When running vagrant ssh -c "yunitate.sh data/ english" things become even stranger:
SPEAKER 0513.rttm 1 601.6 0.6 FEM
SPEAKER 0513.rttm 1 603.3 0.1 CHI
SPEAKER 0513.rttm 1 603.6 0.1 CHI
SPEAKER 0513.rttm 1 603.9 0.3 CHI
SPEAKER 0513.rttm 1 604.2 0.1 FEM
Here the last segment starts after the end of the original source.
This becomes problematic when using the latter file for vagrant ssh -c "~/launcher/WCE_from_SAD_outputs.sh /vagrant/data/ yunitator_english". Here, the tool finishes without error message, but doesn't produce the word count output. The wav_tmp folder is still present and contains this empty (corrupt?) wav file:
Input File : '/vagrant/data/wav_tmp/yunitator_english_0513_00604200-00000100.wav'
Channels : 1
Sample Rate : 44100
Precision : 16-bit
Sample Encoding: 16-bit Signed Integer PCM
And finally, if I use this file in the analyze.sh pipeline, I get the following message:
(MSG) [2] in SMILExtract : openSMILE starting!
(MSG) [2] in SMILExtract : config file is: MED_2s_100ms_htk.conf
(MSG) [2] in cComponentManager : successfully registered 96 component types.
(MSG) [2] in cComponentManager : successfully finished createInstances
(19 component instances were finalised, 1 data memories were finalised)
(MSG) [2] in cComponentManager : starting single thread processing loop
(MSG) [2] in cComponentManager : Processing finished!
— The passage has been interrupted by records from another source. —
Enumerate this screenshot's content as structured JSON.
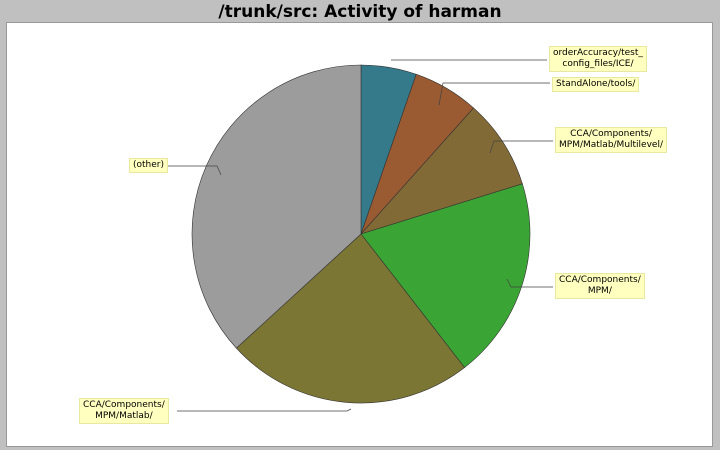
{
  "chart_data": {
    "type": "pie",
    "title": "/trunk/src: Activity of harman",
    "slices": [
      {
        "label": "orderAccuracy/test_\nconfig_files/ICE/",
        "value": 5.3,
        "color": "#347a8a"
      },
      {
        "label": "StandAlone/tools/",
        "value": 6.3,
        "color": "#9a5a32"
      },
      {
        "label": "CCA/Components/\nMPM/Matlab/Multilevel/",
        "value": 8.6,
        "color": "#826a36"
      },
      {
        "label": "CCA/Components/\nMPM/",
        "value": 19.3,
        "color": "#3aa434"
      },
      {
        "label": "CCA/Components/\nMPM/Matlab/",
        "value": 23.7,
        "color": "#7c7634"
      },
      {
        "label": "(other)",
        "value": 36.8,
        "color": "#9c9c9c"
      }
    ]
  }
}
System ran for 60436 ticks.
sox WARN trim: End position is after expected end of audio.
sox WARN trim: Last 1 position(s) not reached.
/home/vagrant/utils/analyze.sh: line 40: /vagrant/data//detailed_outputs/WCE_yunitator_english_0513.rttm: No such file or directory
paste: /vagrant/data//wce.temp: No such file or directory
vcm_0513.rttm and yunitator_english_0513.rttm are present in detailed_output, but the corresponding wce_0513.rttm is missing.
One hackish solution might be to append a second or two of silence to the end of the source wave file, I suppose. I haven't tried that yet.